I am in the process of evaluating some Robotic Simulation software.  The first part of the process is to create a list of software to evaluate.  Wikipedia offers a good starting point with a list of package names, urls, and descriptions.  But what I want to do is to put this in a Google Sheet and add additional columns to it.

WikipediaListToGoogleSheet

 

Method 1: Copy & Paste

The first method that you might consider is copying and pasting the various components into a Google sheet.  There are 34 items in the list.  Each item contains 3 parts: package name, URL, and description.  Assuming you could copy and paste each component in less than 5 seconds, that would mean about 15 seconds per item.  all told 15 * 34 = 610 seconds.  This means about 10 minutes of work.

 

Method 2: Regular Expressions

Regular expressions allow for you to match pattern of strings and then to manipulate those patterns.  This allows for you to take a task above that would take 10 minutes of steady, solid, error prone work.  But there is a method that could take that same work and turn it into less than a minute of effort.  After which you will feel smart and could use the other 9 minutes to write a blog post like this.

 

Step 1:  Click on the Edit tab in Wikipedia:  That will let you see the Wiki Markup that looks like this:

* [http://www.parallemic.org/RoKiSim.html RoKiSim]: A free educational software for the 3D simulation of six-axis PUMA-type serial robots.
* [http://www.RoboAnalyzer.com RoboAnalyzer]: A free educational software to teach Robotics Concepts and Virtual Simulation (Joint Jogging and Cartesian Motion) using CAD models of Industrial Robots.

 

Step 2:  Copy and paste the wiki markup that represents the list of items and put it in NotePad++.

 

Step 3:  Identify what you are looking for and how you want to transform it.

You can see that each list item starts with a *.  The link and package name are in “[ ]”  And there is a semicolon that you want to get rid of.

 

 

Find this:

 * [http://www.parallemic.org/RoKiSim.html RoKiSim]: A free educational software for the 3D simulation of six-axis PUMA-type serial robots.

And replace it with (the extra spaces represent tabs… Tabs allow for us to put the information into different columns in Google Sheets):

 http://www.parallemic.org/RoKiSim.html    RoKiSim    A free educational software for the 3D simulation of six-axis PUMA-type serial robots.

 

Step 4: Determine the Regular Expression that you will need to search for and the replace

 

Find: \*\[(.*) (.*)\]

Replace: \1\t\2\t

 

Here is what your NotePadd++ replace dialog box should look like.  Click “Replace All”.

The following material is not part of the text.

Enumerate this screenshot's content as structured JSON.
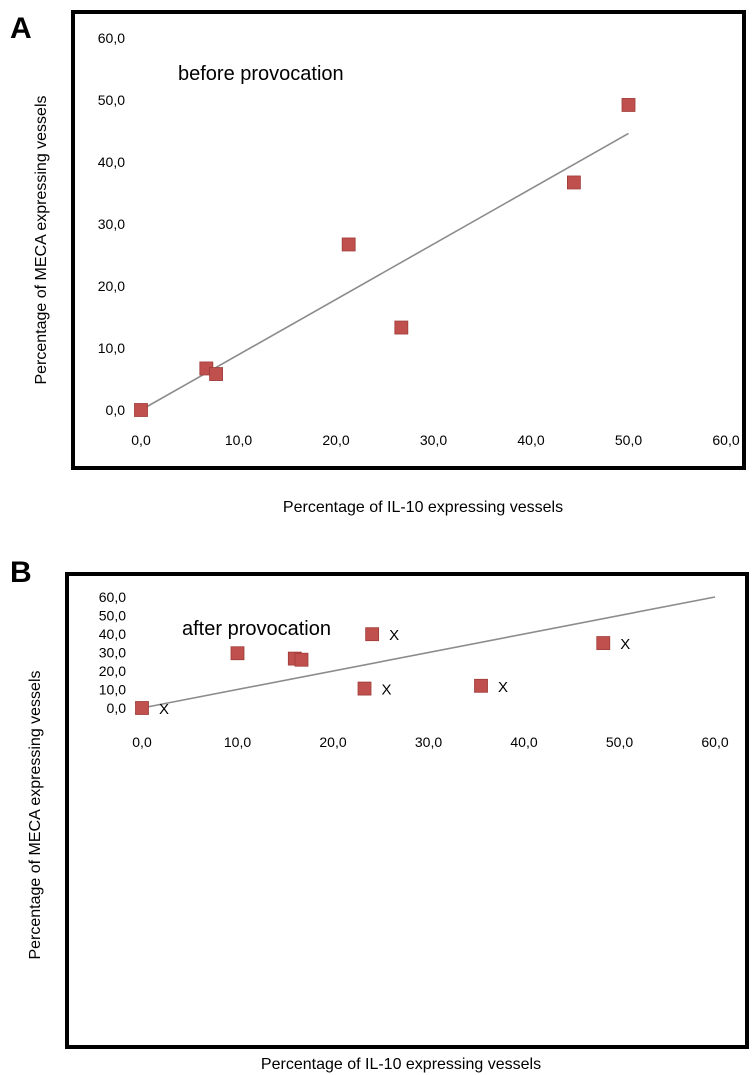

Screenshot 2014-11-24 10.31.30

 

Step 5:  Copy and Paste the results into Google Sheets and you will have columns containing the URL, Name, and description.  You can then move around the columns into the order you want.

 

Figuring out the regular expression is going to be the most difficult part of this process.  It is a skill that is not widely mastered, and looks mysterious.  But it would be better to spending more time to master this skill and eventually be able to quickly pull this together quickly, than to waste that time doing copy and paste.